Не отрываясь от дела, Миша внимательно слушал, как Иван Никитич, сбивая небольшую рамку, обнадеживающе говорил колхозницам:
— Об яровых семенах, конечно, беспокоиться надо. И мы, правление, будем о них день и ночь трубить району, а район — области… Но и то, товарищи колхозницы, надо помнить, что о нашем положении знают и думают и в Кремле. Семена у нас обязательно будут. Готовьте землю, очищайте ее от сорняков, зарывайте окопы и траншеи, а инструмент ломайте пореже.
Прислушиваясь к разговорам старика, Миша иногда работал как-то безотчетно. По ошибке он взял бурав побольше и стал им вертеть. Колодочка треснула, треснула едва слышно, но старый плотник уловил звук лопнувшей колодочки, вздрогнул, но не обернулся в сторону Миши. Старик в это время внимательно слушал маленькую черноглазую женщину, худую, измученную, одетую в стеганый ватник, перепоясанную фартуком из мешковины.

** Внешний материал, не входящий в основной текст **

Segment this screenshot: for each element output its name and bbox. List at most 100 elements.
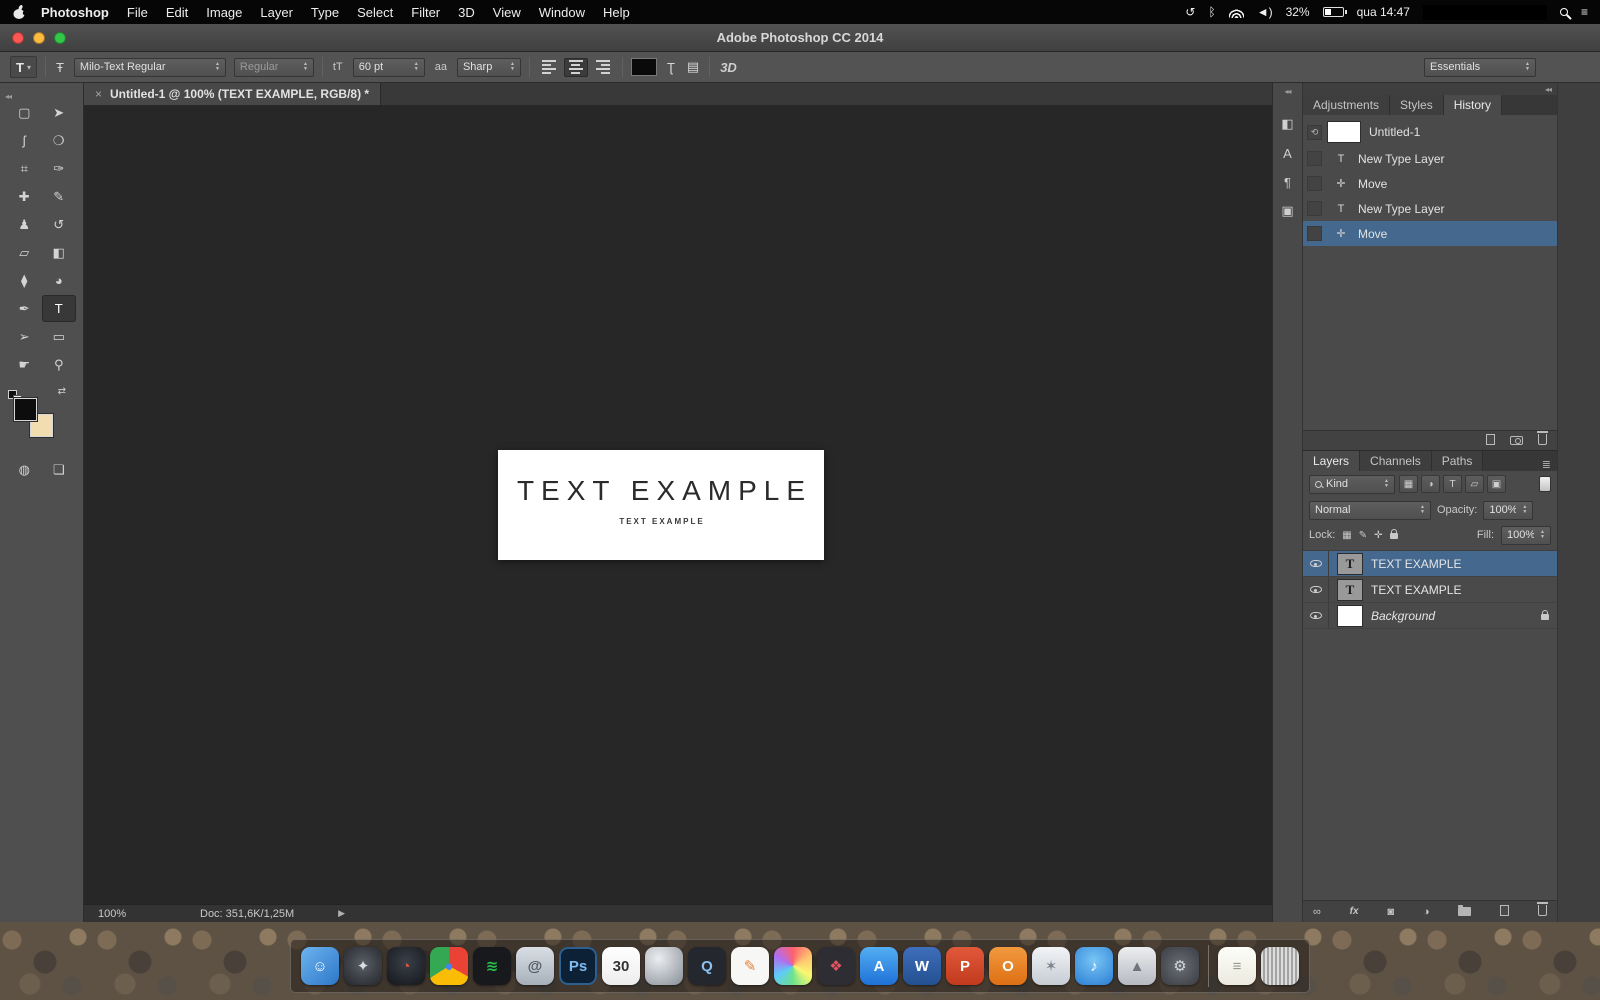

— Иван Никитич, ну а коров-то тех, что майор говорил… когда ж их пригонят? Скоро? С детьми нет сил больше ждать… Никакой силушки.
И женщина уткнулась в каменную стену, закрутила головой так, как будто хотела спрятаться в трещину между камней.
— Замолчи! Слеза что древесный червь. В плотницкой не положено реветь… День-два — и надежные люди отправятся за ними, а теперь уходи и не горячи мне сердце.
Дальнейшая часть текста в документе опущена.